ROME, Ga. — You can take the boy out of Georgia. But you can't take Georgia victories out of the boy.
Jonathan Davenport, the 37-year-old superstar from Blairsville, Ga., who now lives in Pelzer, S.C., led the last 13 laps Sunday at Rome Speedway to conclude a Georgia weekend sweep in Lucas Oil Late Model Dirt Series worth $25,000.
After leading all 50 laps Saturday at Woodstock's Dixie Speedway to earn $15,000, Davenport outmuscled polesitter and race-long leader Jimmy Owens on the 28th lap at Rome and led the rest of the 40-lapper for a $10,000 payday and his series-leading eighth victory of the season.
"Just a little cat-and-mouse, a little game of chess there, but this time it worked out for us and maybe we can do it again," Davenport said of the battle with Owens before looking ahead to next weekend's season-ending $100,000 Dirt Track World Championship at Portsmouth (Ohio) Raceway Park. "We've got one more this year. That's the one we want."

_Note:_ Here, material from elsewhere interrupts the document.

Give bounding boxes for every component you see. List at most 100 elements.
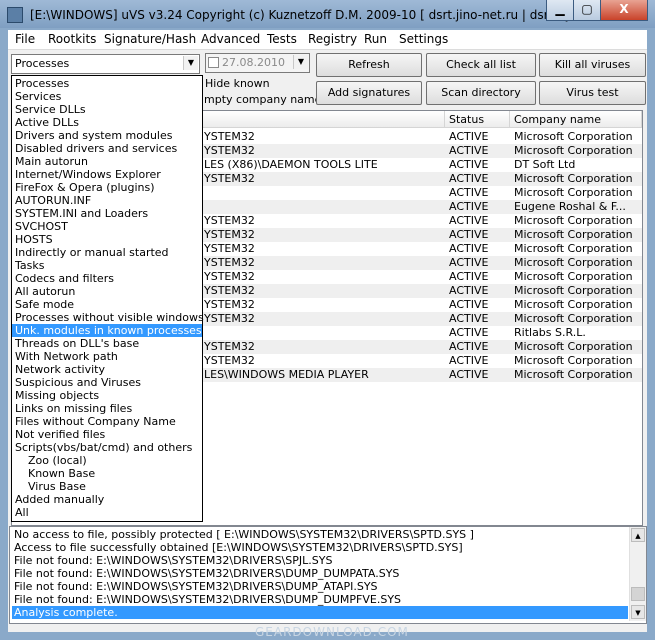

Davenport took the checkers 1.730 seconds ahead of Brandon Overton of Evans, Ga., who got a runner-up finish for the second night in a row despite his car's front wheels not pointing the right direction.

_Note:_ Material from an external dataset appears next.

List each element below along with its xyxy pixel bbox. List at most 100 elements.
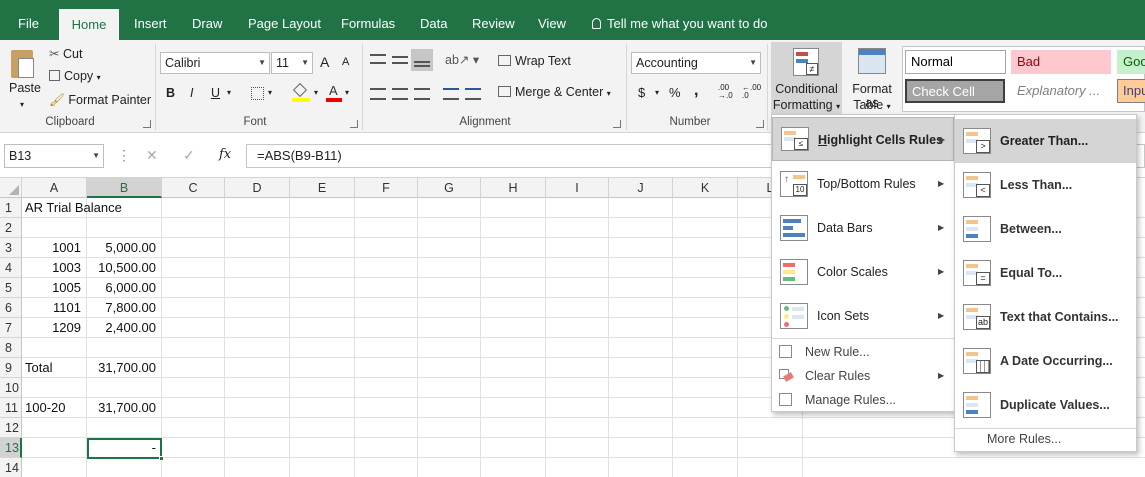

Tim McCreadie of Watertown, N.Y. — who knew before the green flag dropped that he'd clinched his first Lucas Oil championship — was third while Kyle Bronson of Brandon, Fla., lost two spots late and settled for fourth. Ricky Thornton Jr. of Chandler, Ariz., improved six positions to finish fifth in his debut at the 4/10-mile oval while 17th-starting Austin Horton of Newnan, Ga., rallied to sixth.

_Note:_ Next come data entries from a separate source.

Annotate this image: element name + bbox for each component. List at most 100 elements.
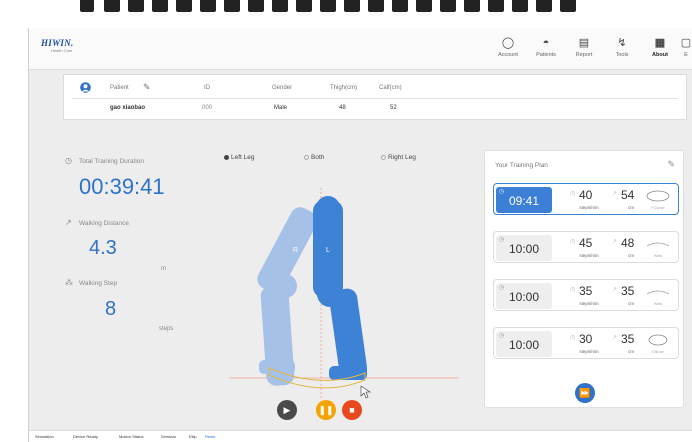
speed-value: 45: [579, 236, 593, 250]
speed-icon: ◷: [570, 287, 576, 293]
gait-shape: Walk: [644, 237, 672, 259]
both-legs-option[interactable]: Both: [304, 154, 324, 161]
right-leg-shape: [257, 207, 318, 386]
plan-time-box: ◷ 10:00: [496, 283, 552, 309]
nav-report[interactable]: ▤ Report: [565, 32, 603, 58]
both-legs-radio[interactable]: [304, 154, 309, 160]
plan-time: 09:41: [508, 194, 540, 208]
plan-title: Your Training Plan: [495, 162, 548, 169]
distance-label: Walking Distance: [79, 220, 129, 227]
speed-unit: steps/min: [579, 205, 599, 210]
stop-button[interactable]: ■: [342, 400, 362, 420]
right-leg-marker: R: [293, 247, 298, 254]
plan-row[interactable]: ◷ 10:00 ◷ 35 steps/min ↗ 35 cm Walk: [493, 279, 679, 311]
nav-tools[interactable]: ↯ Tools: [603, 32, 641, 58]
play-icon: ▶: [283, 405, 291, 415]
stop-icon: ■: [349, 405, 355, 415]
step-label: Walking Step: [79, 280, 118, 287]
patient-divider: [72, 98, 678, 99]
app-window: HIWIN. Health Care ◯ Account ◓ Patients …: [28, 28, 692, 442]
edit-plan-icon[interactable]: ✎: [667, 159, 675, 170]
ellipse-gait-icon: [648, 334, 668, 346]
gait-shape-label: FClipse: [651, 205, 665, 210]
duration-value: 00:39:41: [79, 174, 165, 199]
footer-item[interactable]: Reset: [205, 434, 215, 439]
gender-header: Gender: [272, 85, 293, 91]
leg-exoskeleton-figure: R L: [229, 188, 459, 400]
gait-shape: Ellipse: [644, 333, 672, 355]
both-legs-label: Both: [311, 154, 325, 161]
exit-icon: ▢: [680, 37, 692, 49]
nav-account-label: Account: [498, 52, 518, 58]
nav-about-label: About: [652, 52, 668, 58]
patient-avatar-icon: [80, 82, 91, 93]
nav-account[interactable]: ◯ Account: [489, 32, 527, 58]
tools-icon: ↯: [617, 37, 627, 49]
right-leg-option[interactable]: Right Leg: [381, 154, 416, 161]
plan-time: 10:00: [508, 338, 540, 352]
about-icon: ▦: [654, 37, 666, 49]
left-leg-option[interactable]: Left Leg: [224, 154, 255, 161]
patient-name: gao xiaobao: [110, 105, 146, 111]
speed-unit: steps/min: [579, 349, 599, 354]
gait-shape: FClipse: [644, 189, 672, 211]
clock-icon: ◷: [65, 156, 72, 165]
plan-row[interactable]: ◷ 09:41 ◷ 40 steps/min ↗ 54 cm FClipse: [493, 183, 679, 215]
speed-icon: ◷: [570, 239, 576, 245]
speed-icon: ◷: [570, 191, 576, 197]
left-leg-marker: L: [326, 247, 330, 254]
plan-time-box: ◷ 10:00: [496, 235, 552, 261]
next-plan-button[interactable]: ⏩: [575, 383, 595, 403]
mouse-cursor-icon: [360, 385, 371, 399]
gait-shape-label: Ellipse: [652, 349, 664, 354]
speed-value: 35: [579, 284, 593, 298]
footer-item: Ellip: [189, 434, 197, 439]
top-header: HIWIN. Health Care ◯ Account ◓ Patients …: [29, 28, 692, 70]
nav-exit[interactable]: ▢ E: [679, 32, 692, 58]
duration-label: Total Training Duration: [79, 158, 145, 165]
id-header: ID: [204, 85, 210, 91]
nav-about[interactable]: ▦ About: [641, 32, 679, 58]
nav-patients-label: Patients: [536, 52, 556, 58]
distance-icon: ↗: [65, 218, 72, 227]
nav-patients[interactable]: ◓ Patients: [527, 32, 565, 58]
calf-header: Calf(cm): [379, 85, 402, 91]
stride-value: 35: [621, 284, 635, 298]
fast-forward-icon: ⏩: [579, 388, 591, 398]
top-caption-banner: [0, 0, 692, 26]
gait-shape-label: Walk: [653, 301, 663, 306]
logo-subtitle: Health Care: [51, 48, 73, 53]
pause-button[interactable]: ❚❚: [316, 400, 336, 420]
plan-row[interactable]: ◷ 10:00 ◷ 45 steps/min ↗ 48 cm Walk: [493, 231, 679, 263]
status-footer: Simulation Device Ready Motion Status Se…: [29, 430, 692, 442]
right-leg-label: Right Leg: [388, 154, 416, 161]
plan-row[interactable]: ◷ 10:00 ◷ 30 steps/min ↗ 35 cm Ellipse: [493, 327, 679, 359]
stride-icon: ↗: [612, 287, 618, 293]
stride-value: 35: [621, 332, 635, 346]
stride-icon: ↗: [612, 191, 618, 197]
distance-value: 4.3: [89, 237, 117, 259]
stride-value: 48: [621, 236, 635, 250]
right-leg-radio[interactable]: [381, 154, 386, 160]
stride-icon: ↗: [612, 239, 618, 245]
speed-unit: steps/min: [579, 253, 599, 258]
left-leg-label: Left Leg: [231, 154, 255, 161]
speed-icon: ◷: [570, 335, 576, 341]
pause-icon: ❚❚: [318, 405, 334, 415]
speed-value: 30: [579, 332, 593, 346]
walk-gait-icon: [646, 290, 670, 295]
top-nav: ◯ Account ◓ Patients ▤ Report ↯ Tools ▦ …: [489, 32, 692, 58]
gait-shape: Walk: [644, 285, 672, 307]
play-button[interactable]: ▶: [277, 400, 297, 420]
edit-patient-icon[interactable]: ✎: [143, 82, 151, 93]
step-unit: steps: [159, 326, 174, 332]
patient-info-card: Patient ✎ ID Gender Thigh(cm) Calf(cm) g…: [63, 74, 687, 120]
left-leg-radio[interactable]: [224, 154, 229, 160]
footer-item: Motion Status: [119, 434, 144, 439]
footer-item: Seminar: [161, 434, 176, 439]
plan-time: 10:00: [508, 290, 540, 304]
plan-time-box: ◷ 09:41: [496, 187, 552, 213]
footstep-icon: ⁂: [65, 278, 73, 287]
footer-item: Simulation: [35, 434, 54, 439]
speed-unit: steps/min: [579, 301, 599, 306]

Owens, who ended up seventh, looked strong the first half of the race, but Davenport got rolling on the high side after lap-27 restart and wrestled the lead away from Owens just before another caution appeared.
"His car was really good at first there, and I was trying to figure out a line getting into turn three. I never could figure that out until later," Davenport said. "He's so good and I had to mess up his rhythm; (that was) the only way I was going to pass him if it wasn't in lapped traffic. I just tried to stay patient at the first and tried not to run the top too early and maybe get a flat. I just hope I cleared him getting into (turn) one every time I slid him. ...
"I'm sure Jimmy had (crew members) showing him that I was running the top, so I just got on helluva run off (turn) four here, and I wanted to just go in there and try to slide him. But I bottomed out really bad as soon as I turned left, so I just stayed in the gas and slid too far again and let him get back to me. He slid me back down here, and then I guess he thought I was going to get another run and he turned back to the bottom and I was able to go by him on the outside."
From there, Davenport kept his pursuers in check, including Bronson, who started ninth and held the second spot from laps 31-34 before slipping back on the final restart. Overton regained the second spot and said he was fortunate to finish.
"It got in the wall right there and toed her out," the runner-up said. "I was just, like on them starts, I didn't want to run into 'em or crash 'em or nothing. I was just doing whatever I could do to finish. They kept pulling up beside me telling me it was toed out, and I was like, 'I ain't going to pull in.' So it is what it is."
McCreadie, no longer having to worry about his title hopes unraveling in the season's final stages, was pleased with a solid Georgia trip.
"I was trying tonight, believe me. I was trying last night," McCreadie said. "When I first came down here, I'd be in the B-main or I wouldn't make the show, so it's cool. These places are different than where I'm from, so to be competitive and put our car near the front, we'll take it."
At Rome, "I just made a bunch of mistakes driving and on one restart got in there and bottomed out and lost three or four spots. We had to claw," he said, thanking his team and supporters. "It's been a real amazing year for me to do this and be this competitive all the time. I've spent a lot of years where we might win two or three big ones and turn around and run 15th a lot. So maybe we don't have as many wins as we'd want, but when you leave out of here knowing you can race with these guys that we're with tonight and be competitive, it's a good feeling."
Six cautions slowed the action, mostly for single-car incidents. The first appeared on the 17th lap for Christian Hanger's flat tire. (Chris Madden also had a right-rear tire go flat during the slowdown and headed to the infield pit for fresh rubber.). The second yellow appeared on the 20th lap for Earl Pearson Jr.'s flat right-rear and again on lap 25 for Hudson O'Neal's retirement.
A lap-28 yellow appeared for Shane Clanton's and Madden slowed for a lap-30 caution and retired. The final caution appeared on the 34th lap for an incident involving Pearson and Cla Knight.
Notes: Davenport has six career Lucas Oil victories in Georgia, three of them at Golden Isles Speedway near Brunswick. ... In thanking his supporters in victory lane, Davenport made mention of the team missing crew chief Jason Durham, who has struggled in a battle with Covid-19. ... Seventeen drivers finished on the lead lap with five home-state drivers among the top 11 finishers.